Cuomo referenced the situation in China having calming down once the government placed similar restrictions and said the sooner, the better for Northeasterners.

“You look at the history, the faster and better societies close down the sooner they reopened, so that’s a word to the wise,” Cuomo said. “Everybody wants ventilators, everybody is looking for oxygen tanks, the federal government has a stockpile of emergency medical equipment. But, suffice it to say, if the federal government doesn’t step up and doesn’t step up quickly, states are going to be forced to do whatever they can do on their own.”

This goes back to Sunday’s call from Cuomo that the federal government needs to flex the military might of the Army Corp of Engineers to set up makeshift hospitals and bring in the gear necessary to expand intensive care capacities.

Limitations on gatherings has been tightened down to 50.

According to Cuomo, as of Monday there had been 7,066 tests performed so far in New York with 950 confirmed cases. There are 158 hospitalized, or about 17 percent of those currently affected.

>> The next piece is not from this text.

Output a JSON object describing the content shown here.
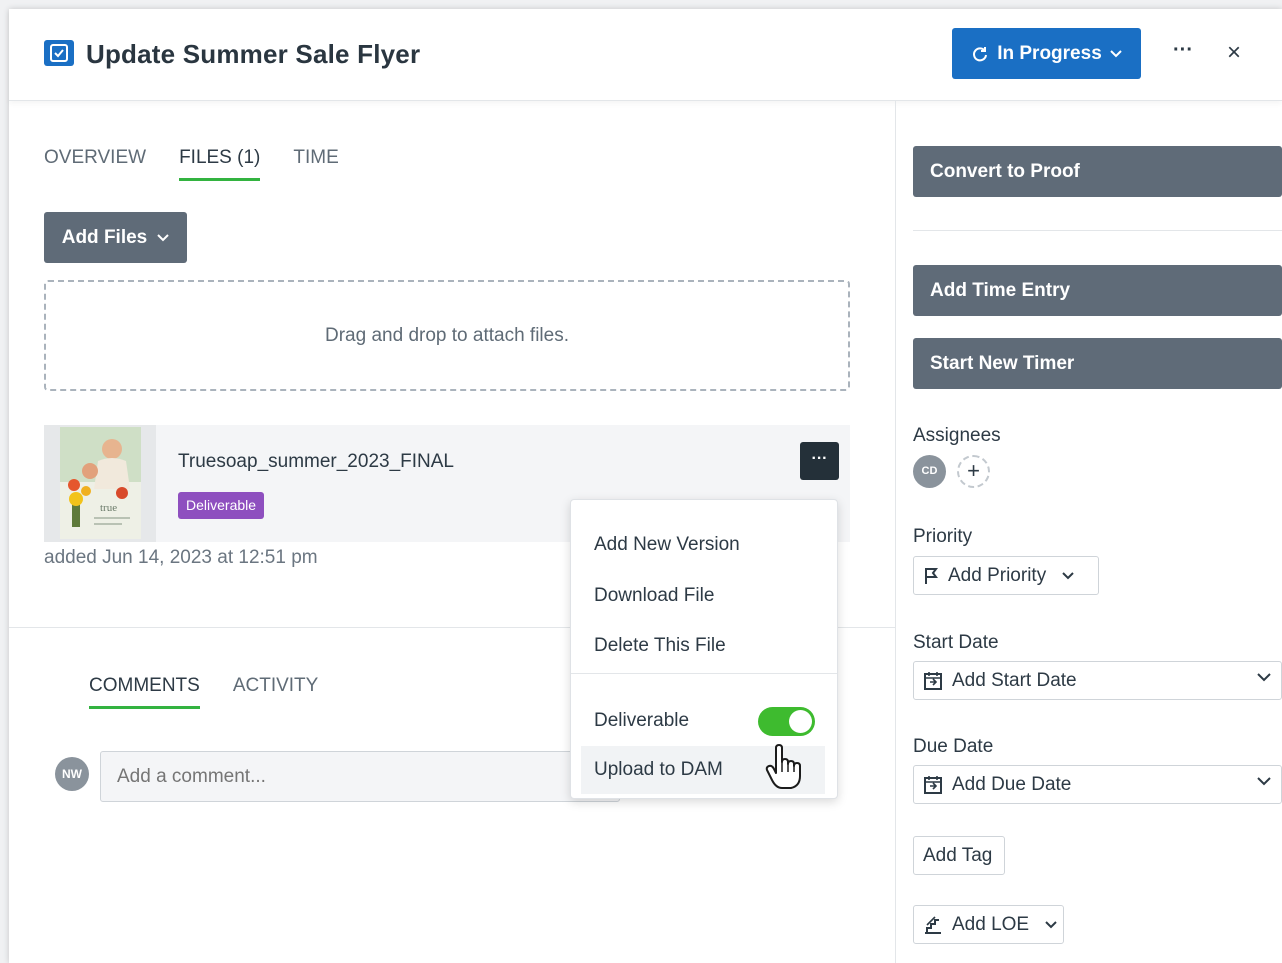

“We had New Rochelle and Westchester and a lot of the infection that started there come right through Fairfield County, and that is a region. This is a virus that knows no borders,” Lamont said. “You look oversees at Singapore, Hong Kong in Asia where they really had strong social distancing measures and how they were able to flatten that curve and save hundreds of thousands of lives.”

Lamont then turned toward Italy and France in stating that “freer” countries had less success in dealing with coronavirus.

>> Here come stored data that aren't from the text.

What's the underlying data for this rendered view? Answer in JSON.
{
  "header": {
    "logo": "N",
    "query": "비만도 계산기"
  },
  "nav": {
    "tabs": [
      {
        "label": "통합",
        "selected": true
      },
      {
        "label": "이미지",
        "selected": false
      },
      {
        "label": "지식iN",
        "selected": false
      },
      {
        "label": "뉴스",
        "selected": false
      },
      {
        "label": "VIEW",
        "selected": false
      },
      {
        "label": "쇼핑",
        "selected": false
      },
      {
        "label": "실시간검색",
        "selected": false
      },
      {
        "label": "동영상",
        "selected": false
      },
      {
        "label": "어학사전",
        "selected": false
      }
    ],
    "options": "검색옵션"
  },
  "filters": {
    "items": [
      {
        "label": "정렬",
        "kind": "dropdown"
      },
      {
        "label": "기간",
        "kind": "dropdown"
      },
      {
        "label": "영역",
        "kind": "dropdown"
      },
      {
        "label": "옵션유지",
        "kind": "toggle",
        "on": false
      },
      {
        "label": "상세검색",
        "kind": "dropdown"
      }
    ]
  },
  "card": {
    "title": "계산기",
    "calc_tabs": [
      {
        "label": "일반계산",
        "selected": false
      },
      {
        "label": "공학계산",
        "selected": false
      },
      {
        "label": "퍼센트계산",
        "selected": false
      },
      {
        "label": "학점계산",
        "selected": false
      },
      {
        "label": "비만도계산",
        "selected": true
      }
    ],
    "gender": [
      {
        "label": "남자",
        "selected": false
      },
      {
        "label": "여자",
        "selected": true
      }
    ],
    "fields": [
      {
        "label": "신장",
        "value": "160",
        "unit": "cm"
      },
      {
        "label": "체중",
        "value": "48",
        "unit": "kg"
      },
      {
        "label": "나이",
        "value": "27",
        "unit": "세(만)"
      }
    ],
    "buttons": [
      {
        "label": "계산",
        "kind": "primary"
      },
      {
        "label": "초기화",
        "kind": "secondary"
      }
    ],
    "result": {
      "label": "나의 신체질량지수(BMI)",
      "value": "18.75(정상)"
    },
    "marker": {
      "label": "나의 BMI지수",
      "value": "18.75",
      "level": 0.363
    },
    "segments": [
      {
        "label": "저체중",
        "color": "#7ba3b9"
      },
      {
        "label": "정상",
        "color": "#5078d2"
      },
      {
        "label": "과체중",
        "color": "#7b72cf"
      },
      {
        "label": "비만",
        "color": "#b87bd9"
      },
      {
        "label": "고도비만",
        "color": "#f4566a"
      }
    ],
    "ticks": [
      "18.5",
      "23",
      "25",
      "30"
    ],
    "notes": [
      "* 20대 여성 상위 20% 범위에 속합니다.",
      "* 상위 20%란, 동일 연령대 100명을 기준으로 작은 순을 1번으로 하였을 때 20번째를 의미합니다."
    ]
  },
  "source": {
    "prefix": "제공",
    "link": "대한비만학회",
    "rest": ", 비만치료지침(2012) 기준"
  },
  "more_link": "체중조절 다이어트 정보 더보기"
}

“Even if we’re able to flatten the curve in the most optimistic way, we’re badly out-gunned [in terms of hospital bed capacity] and that’s where we need the feds help step up,” Murphy said. “You saw what happened in China and other places where they were able to build new hospitals and add new capacity in very short order; we have some catching up to do.”

When asked whether the three governors would consider cutting off public transit, Cuomo simply said “not here.”

Murphy gave a more nuanced response.

“We’re looking at capacity on an inter-route basis … We’re trying to right-size the equipment to the ridership,” Murphy said. “Huge focus — as it is in New York and Connecticut — on hygiene, cleanliness, making sure all our equipment is as clean and germ free as possible, that’s been our big focus.”

Lamont said ridership on the rail systems is “way down” but internet companies were working to increase capacity to allow people to work from home.